Kyle Wiens (pictured) is a businessman who knows grammar is important. He’s the CEO of iFixit, an online repair community, and founder of Dozuki, a software documentation company. He has made good grammar a policy at both companies.
Everyone who applies for a job at either company must take a grammar test, and those who flunk the grammar test do not get hired. Mr. Wiens wrote an article about this policy; the article was published by Harvard Business Review. Here’s an excerpt:
Good grammar is credibility, especially on the internet. In blog posts, on Facebook statuses, in e-mails, and on company websites, your words are all you have. They are a projection of you in your physical absence...Elsewhere in the article, Mr. Wiens says “people who make fewer mistakes on a grammar test also make fewer mistakes when they are doing something completely unrelated to writing – like stocking shelves or labeling parts.”
Good grammar makes good business sense – and not just when it comes to hiring writers. Writing isn’t in the official job description of most people in our office. Still, we give our grammar test to everybody, including our salespeople, our operations staff, and our programmers.
He also says “programmers who pay attention to how they construct written language also tend to pay a lot more attention to how they code.”

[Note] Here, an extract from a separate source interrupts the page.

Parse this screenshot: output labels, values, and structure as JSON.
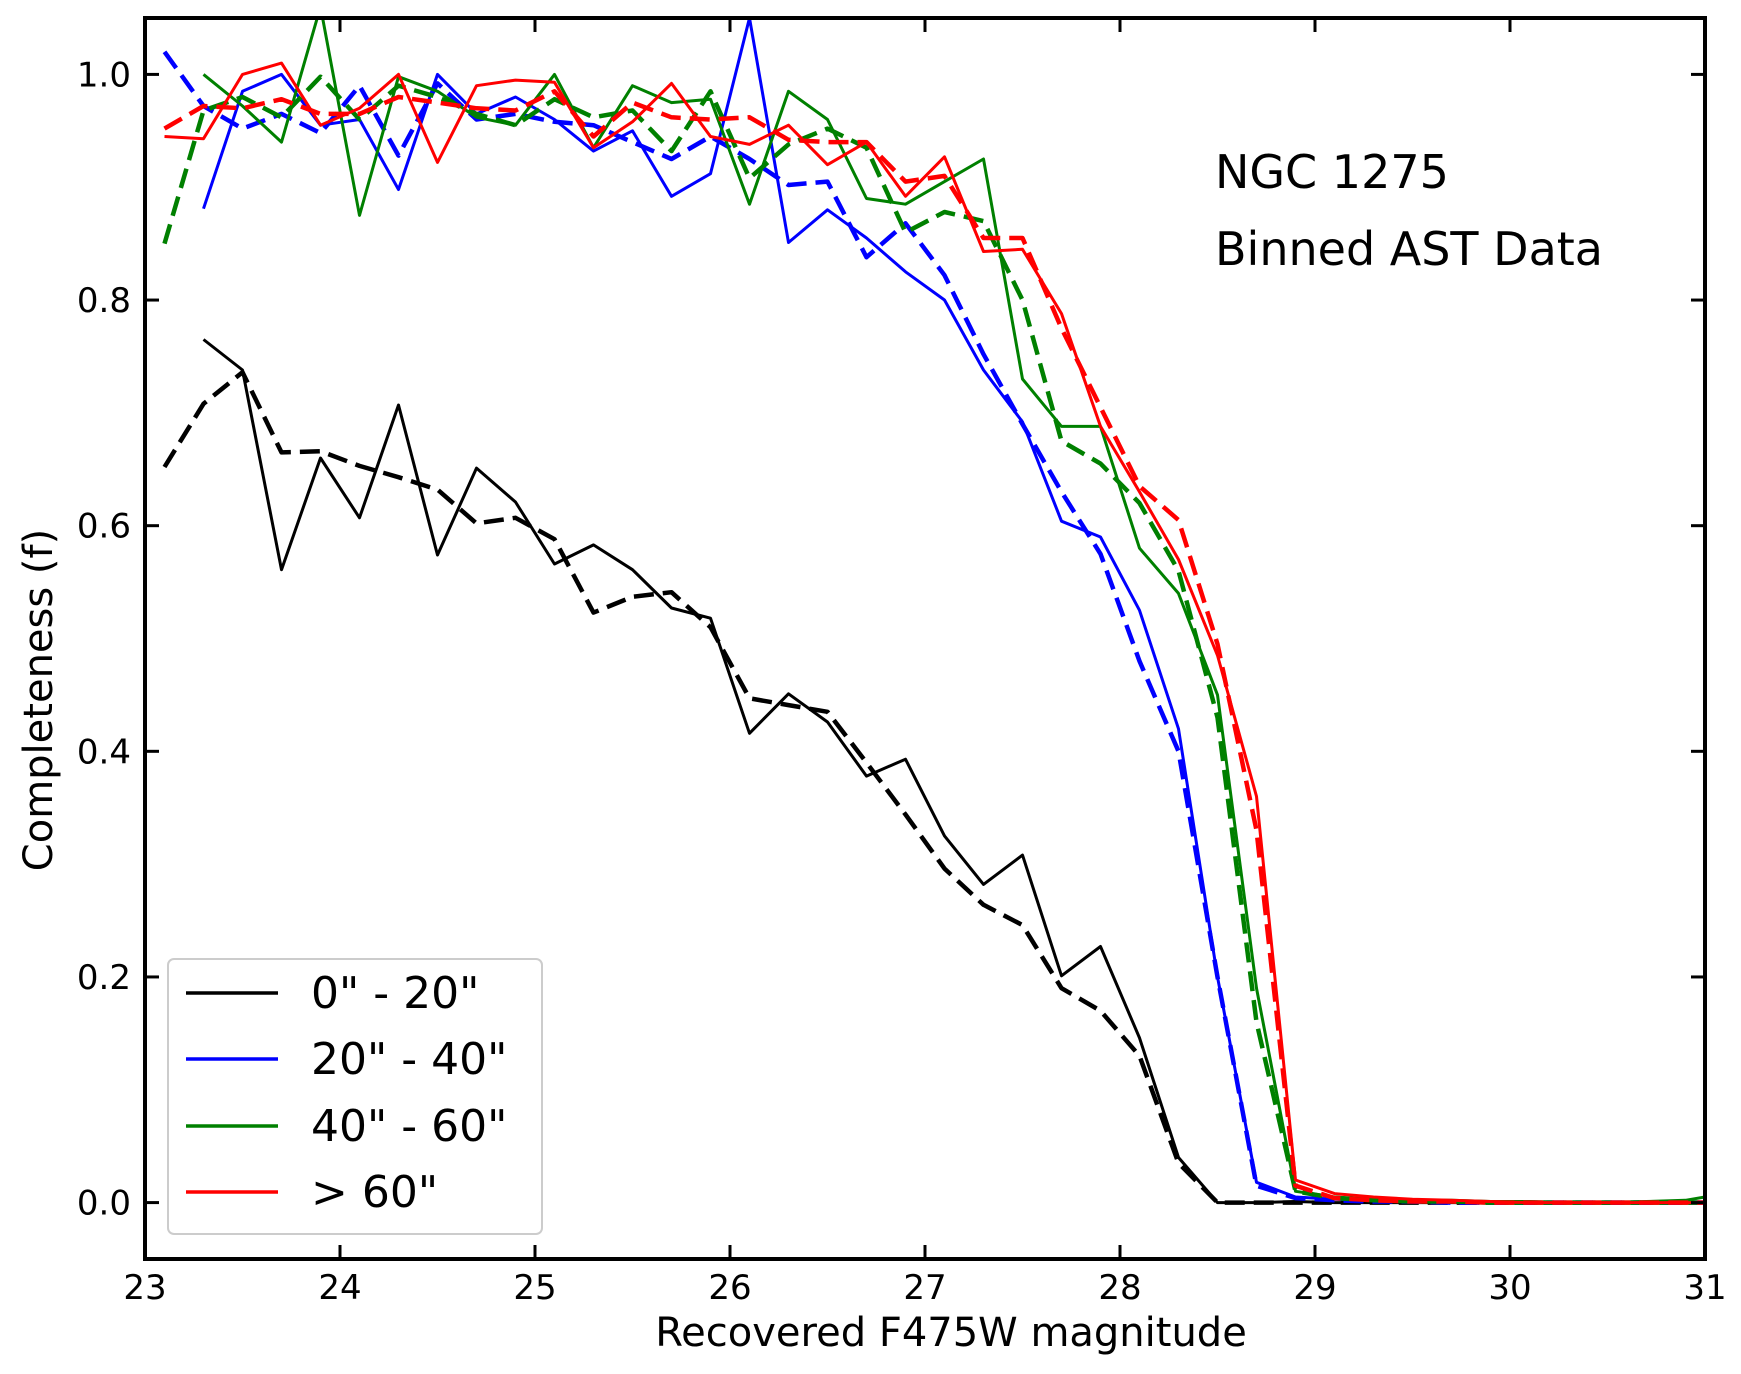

The Takeaway: Grammar is important. Intelligent people judge you by your grammar. They know that if you are careful about grammar, you are probably careful about everything you do. In other words, your grammar reveals your character. But grammar and character have become politicized, and most CEOs are now afraid to talk honestly about them. That’s why I admire the courage of Kyle Wiens and of the Harvard Business Review.